Humans have a basic need to feel proficient in the work they do. Whether they are filling totes with drugs to go off to a CVS, planning a fund-raising campaign for the local YMCA, or teaching young people to read, humans can only truly enjoy jobs in which they have at least a base level of proficiency.
Proficiency is a moving target, in that the level of proficiency expected of you on day one of a new job is very different from the level of proficiency expected of you in year two.
If you don’t know how to effectively execute the duties of the job to which you are assigned, frustration will be inevitable.
Most often, a lack of proficiency isn’t universal – you aren’t struggling with everything – but rather topical. You might have been promoted into a managerial role, for example, with no training or experience in managing people. You lack proficiency in this area of your new job.
We most often think of profitability in terms of owning our own business. We brought in $X, $X went out, and what is left is considered profit.
However, profitability also applies to employment. Your paycheck is $X, your living expenses are $X, and what is left is your profit.
You put your job title (or aspirational title), level of experience and education, and geographic location into the blender and out comes a reasonable expectation of income.
Does that number allow you to live in a reasonable amount of comfort? This, of course, varies widely by individual. Will you be paying off high student loan debt? Living in a high cost-of-living city? Buying a new car?
I teach my clients to go into salary negotiations with three numbers: Their ideal salary (be realistic), their walkaway number (they won’t take the job at anything less than this number), and their starting number (if they are asked to throw out the first number, where do they need to start to end up at their ideal salary?)
You can also get creative about how to make your job more profitable. Seeking roommates and ride sharing instead of purchasing a vehicle are just two ways to reducing your cost of living so that your job is more profitable.
So what happens when one of these ingredients is missing?
Passion + Proficiency – Profitability = HOBBY
If you’re loving the work and are very good at it, but the mathematical equation leaves you consistently in the red, you have a hobby.
I see this with entrepreneurs who say they have a business but aren’t making any money. They have a hobby.

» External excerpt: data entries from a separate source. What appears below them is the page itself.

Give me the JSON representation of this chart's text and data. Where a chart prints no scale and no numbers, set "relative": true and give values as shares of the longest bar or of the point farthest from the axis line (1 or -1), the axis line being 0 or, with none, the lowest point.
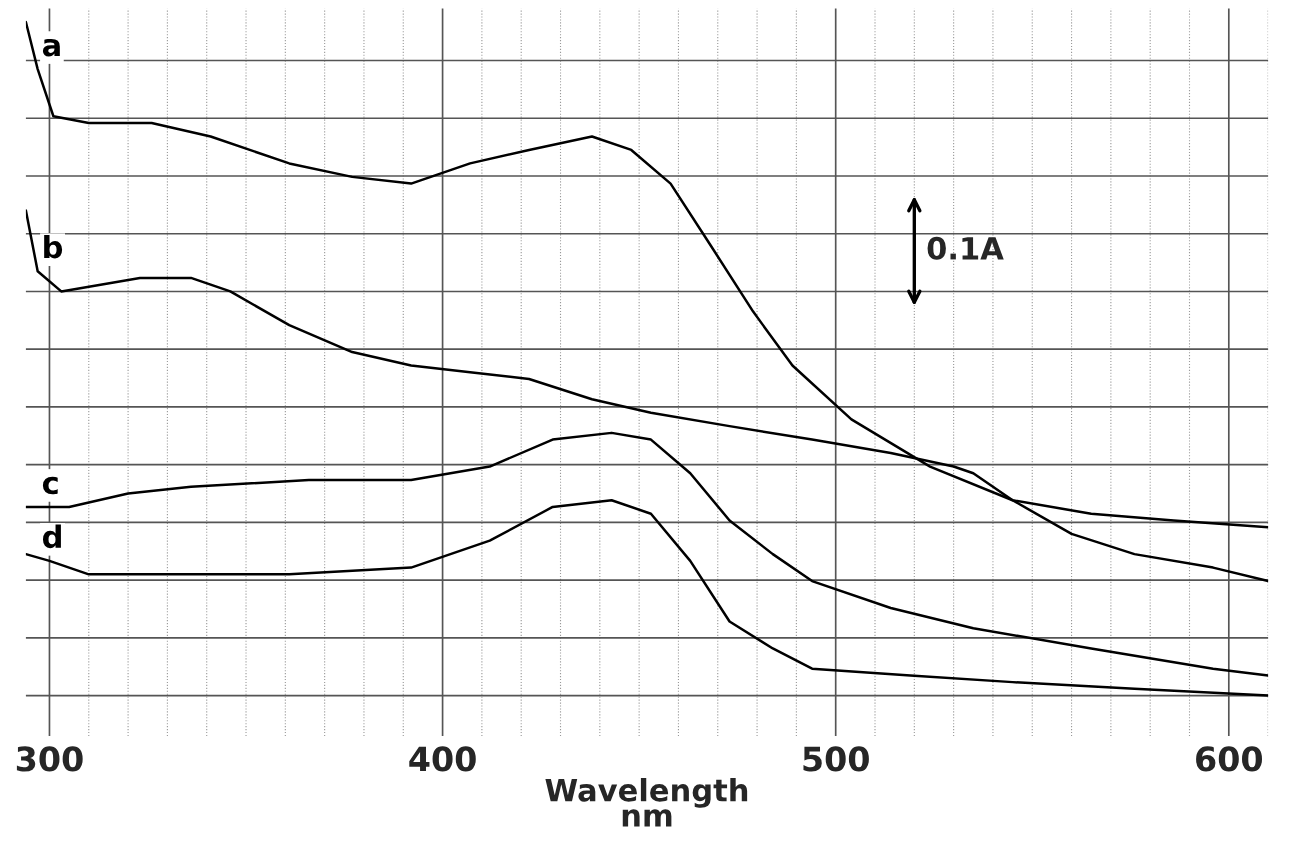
{
  "chart_data": {
    "type": "line",
    "relative": true,
    "xlabel": "Wavelength\nnm",
    "xlim": [
      294,
      610
    ],
    "xticks": [
      300,
      400,
      500,
      600
    ],
    "grid": true,
    "legend": false,
    "tick_labels": "x",
    "annotations": [
      "0.1A"
    ],
    "series": [
      {
        "name": "a",
        "color": "#000000",
        "x": [
          294,
          297,
          301,
          310,
          326,
          341,
          361,
          377,
          392,
          407,
          422,
          438,
          448,
          458,
          468,
          479,
          489,
          504,
          524,
          545,
          565,
          586,
          610
        ],
        "values": [
          1.0,
          0.93,
          0.86,
          0.85,
          0.85,
          0.83,
          0.79,
          0.77,
          0.76,
          0.79,
          0.81,
          0.83,
          0.81,
          0.76,
          0.67,
          0.57,
          0.49,
          0.41,
          0.34,
          0.29,
          0.27,
          0.26,
          0.25
        ]
      },
      {
        "name": "b",
        "color": "#000000",
        "x": [
          294,
          297,
          303,
          313,
          323,
          336,
          346,
          361,
          377,
          392,
          407,
          422,
          438,
          453,
          473,
          494,
          514,
          530,
          535,
          545,
          560,
          576,
          596,
          610
        ],
        "values": [
          0.72,
          0.63,
          0.6,
          0.61,
          0.62,
          0.62,
          0.6,
          0.55,
          0.51,
          0.49,
          0.48,
          0.47,
          0.44,
          0.42,
          0.4,
          0.38,
          0.36,
          0.34,
          0.33,
          0.29,
          0.24,
          0.21,
          0.19,
          0.17
        ]
      },
      {
        "name": "c",
        "color": "#000000",
        "x": [
          294,
          305,
          320,
          336,
          366,
          392,
          412,
          428,
          443,
          453,
          463,
          473,
          484,
          494,
          514,
          535,
          565,
          596,
          610
        ],
        "values": [
          0.28,
          0.28,
          0.3,
          0.31,
          0.32,
          0.32,
          0.34,
          0.38,
          0.39,
          0.38,
          0.33,
          0.26,
          0.21,
          0.17,
          0.13,
          0.1,
          0.07,
          0.04,
          0.03
        ]
      },
      {
        "name": "d",
        "color": "#000000",
        "x": [
          294,
          300,
          310,
          331,
          361,
          392,
          412,
          428,
          443,
          453,
          463,
          473,
          484,
          494,
          519,
          545,
          576,
          610
        ],
        "values": [
          0.21,
          0.2,
          0.18,
          0.18,
          0.18,
          0.19,
          0.23,
          0.28,
          0.29,
          0.27,
          0.2,
          0.11,
          0.07,
          0.04,
          0.03,
          0.02,
          0.01,
          0.0
        ]
      }
    ]
  }
}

## Proficiency + Profitability – Passion = BOREDOM
I see this one a lot with the more experienced clients who come to me. They’re very good at what they do and are making a good living, but they have lost (or never had) passion for the work. They are antsy to find something that will reignite their passion.
Passion can be a moving target, in that you are allowed to have shifting passions. Also, something you once found passion for is no longer “enough” – you need a new challenge to become passionate about.
Passion + Profitability – Proficiency = FAILURE
You simply can’t do the job you were hired to do. Maybe you’ve been promoted in the company because you were great at making widgets, but you truly suck at managing the widget makers.
Sometimes you can train for your lack of proficiency, if…of course…you identify that you have a lack of proficiency. Or someone else, such as your boss, brings it to your attention.
I also see this with entrepreneurs, whose lack of proficiency in a certain area of business eventually catches up with them. They don’t know how to run a business, they don’t know how to market themselves or their business, or they don’t know how to ask for the sale.
So look for jobs that ignite your passion, for which you have the necessary proficiency, and that are suitably profitable. If you are in a situation now that is missing one of these ingredients, get busy solving the problem before it is “solved” for you with termination, mounting financial troubles, or a desire to pull the covers up over your head when the alarm goes off in the morning.